For the squeamish amongst you (myself included,) I have good news. There is very little to cull for with Tamasaba as they already have a dorsal fin and single tail, which goldfish tend to default to when left to their own devices. At the time of writing my fry are all still bronze in colour so I can’t select for colour and pattern, but i’d say I’ve removed one or two with bent backs out of 1000. And I’ve kept two with twin, Ryukin tails, again, the only two in 1000 fry, just for fun, and to see what they turn out like. From them I picked the biggest, best 100 fish and moved them into a vat.
The new standard
The internet is a wonderful thing, and I’m sure that Tamasaba are growing in popularity. They have everything going for them including that Japanese goldfish moniker, so bred for quality, not quantity, they are coming from the best Koi breeders on the planet, so they know how to raise and select a good fish, they are hardy, and actually very good value versus their twin tailed counterparts.
I’d like to see more Tamasaba groups and societies, and even a show. Standards, no standards, I’m easy, as you’ll know a good fish when you see one. There’s a definite trend for super short tail fish in japan, but the long tail fish are very beautiful and will probably be less prone to buoyancy problems.

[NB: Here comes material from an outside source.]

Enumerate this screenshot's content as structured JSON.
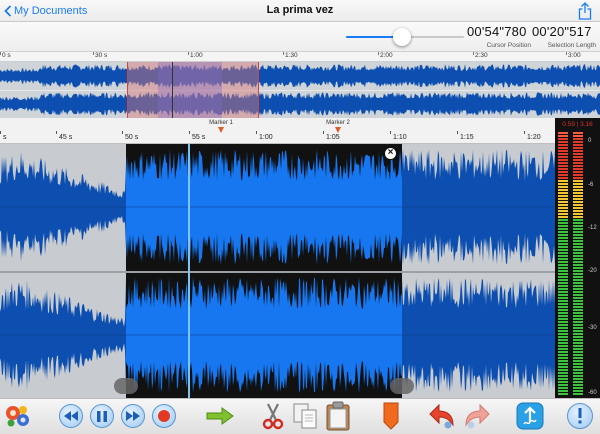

The most expensive Tamasaba I’ve seen for sale in the UK were £150 each for fish with 6” bodies, but mine were a lot south of that price, and I bought them smaller. I have two bloodline currently – Kaneko – short, high bodied fish with really long fins, and Matsunoske, slender, longer fish with shorter tails, and I like how each breeder is selecting for what he holds in personal favour.
In koi circles Mr Kaneko is famous for his Kujaku (an orange and white fish with a reticulated pattern,) and Shiro Utsuri (striking black and white fish,) so who knows what he is planning for his Tamasaba in the future? Maybe he likes the contrast of their red and white colours? I reckon I will do Sakura fish next – red and white fish but with matt scales, and named after the famous Japanese cherry blossom. If you’re into goldfish but want something different look them up!